The final chorale is based on a popular Russian song Immortal Victims (:de:Unsterbliche Opfer) which Hartmann almost certainly learned from his mentor, the conductor Hermann Scherchen, who had heard it while interned in Russia during World War I. Scherchen had published his own translation and arrangement of it in Berlin, for use by the choirs he was then conducting. In Russian it appears to have originated as a song of mourning for the victims of the 1905 Revolution, which explains its appearance in Shostakovich's 11th Symphony, op. 103 (1957), whose subject is the same traumatic episode. It is also likely that Hartmann knew a well-known 78 rpm recording of Unsterbliche Opfer made by the violinist Eduard Sõrmus.

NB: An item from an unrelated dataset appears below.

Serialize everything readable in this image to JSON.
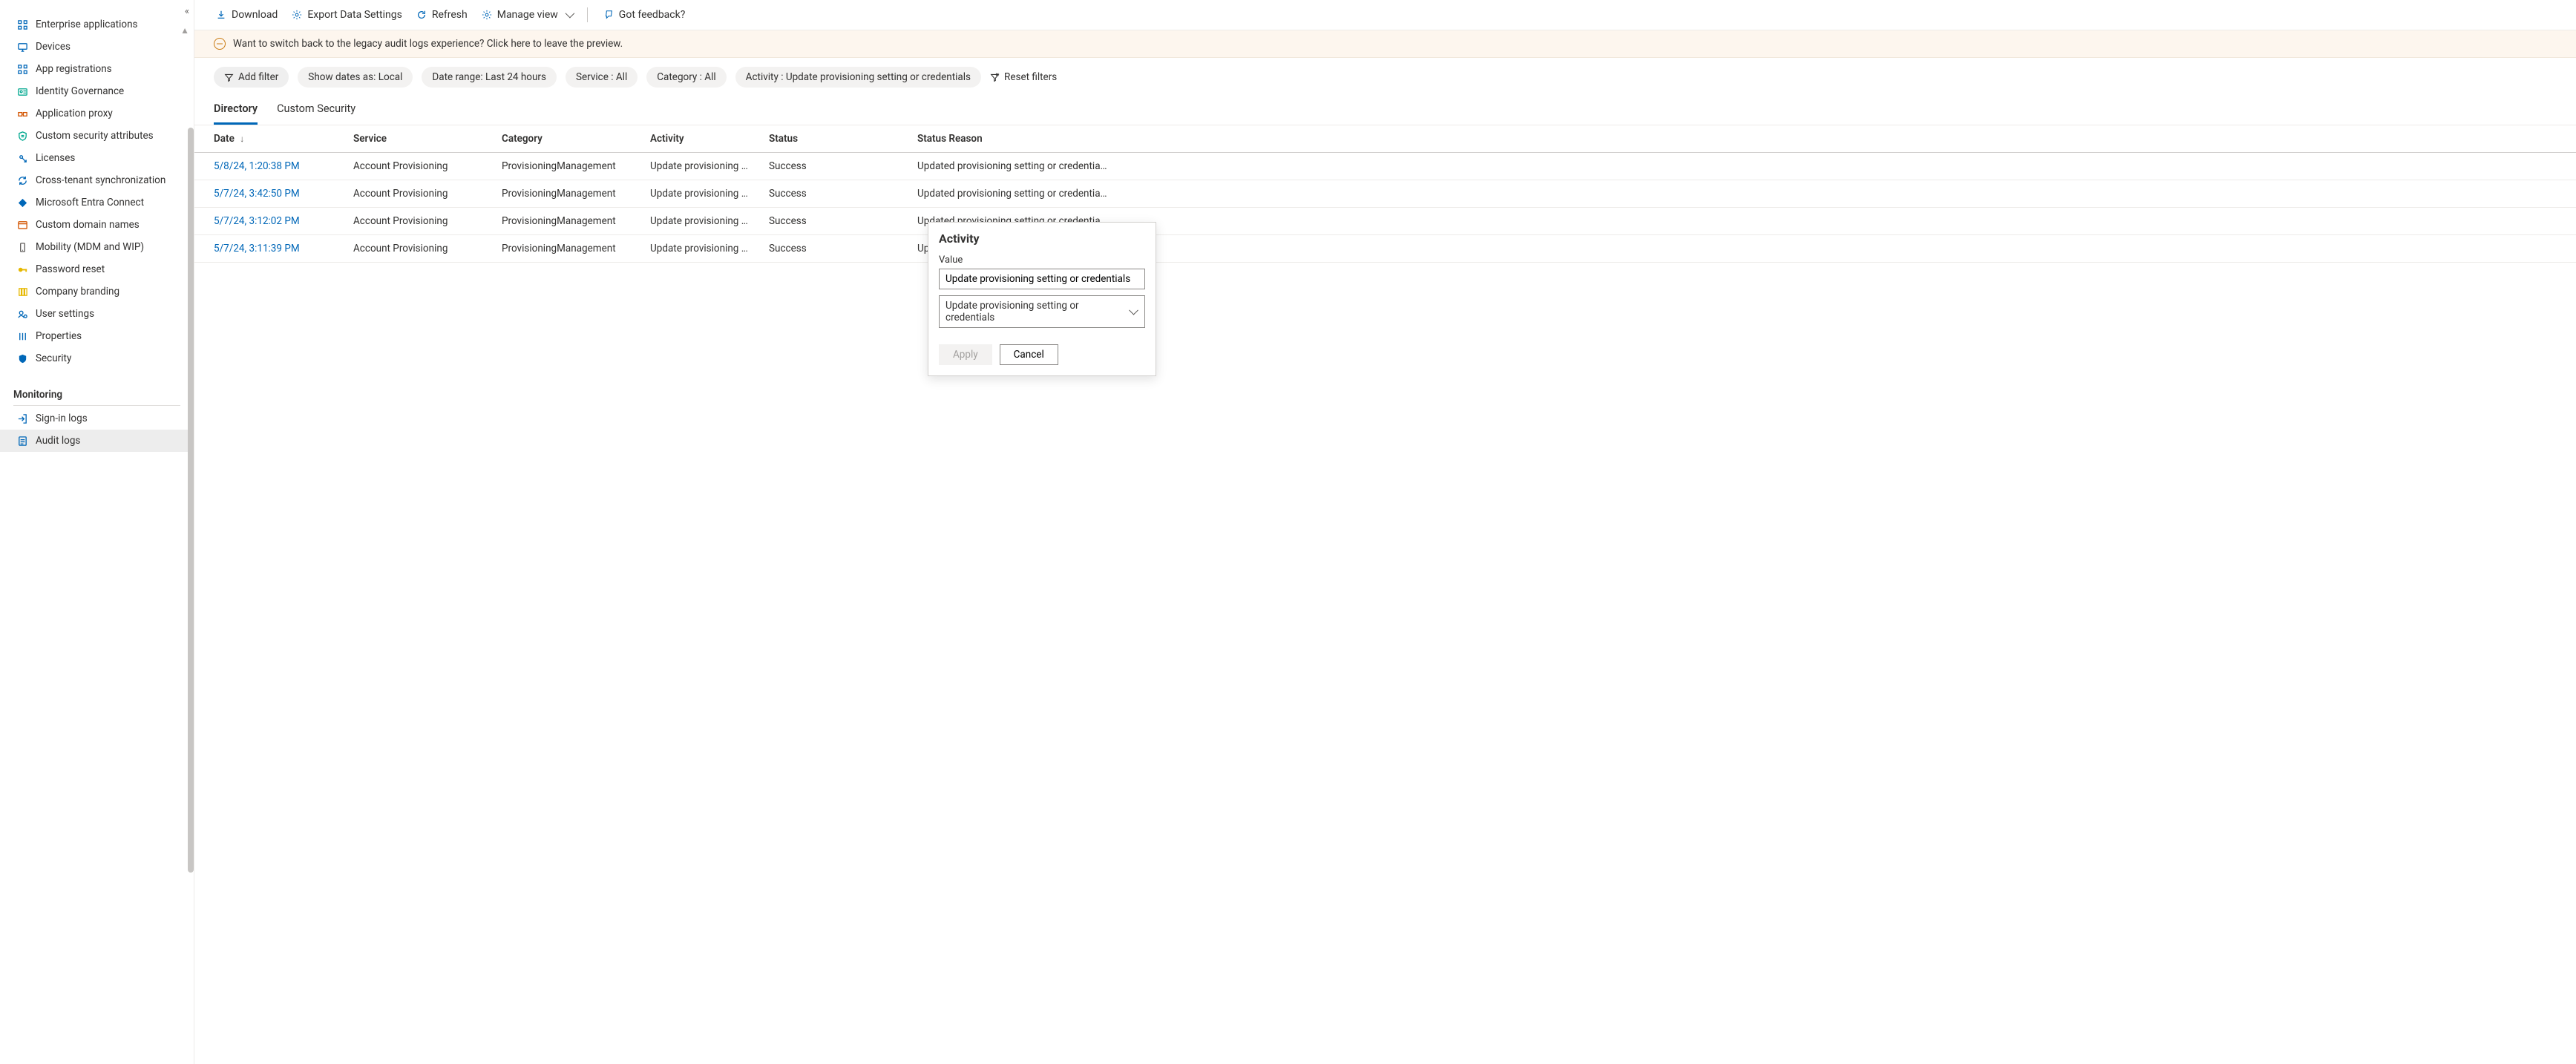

Hartmann said in a letter to Scherchen that the structure of Concerto funebre was designed to reflect:

The intellectual and spiritual hopelessness of the period ... are contrasted with an expression of hope in the two chorales in the beginning and at the end. The opening Chorale is sustained for the most part by the solo voice ...

It was premiered in the Grosser Saal of the Tonhalle at St. Gallen, Switzerland, on 29 February 1940 by the St. Gallen Chamber Orchestra under the direction of Ernst Klug; the soloist was the violinist Karl Neracher. Despite the difficulties of wartime travel, the composer obtained permission to travel from Munich to attend.

Hartmann's revision was first performed at Braunschweig on 12 November 1959, conducted by Heinz Zeebe. The soloist at that performance was Wolfgang Schneiderhan, one of the work's strongest advocates. A later performance survives on record (Orfeo label). The first recording was made by the Swiss violinist Ulrich Lehmann with the Zurich Chamber Orchestra conducted by Edmond de Stoutz (Amadeo label).

The piece bears a dedication, added in 1959, to Hartmann's son, Richard P. Hartmann.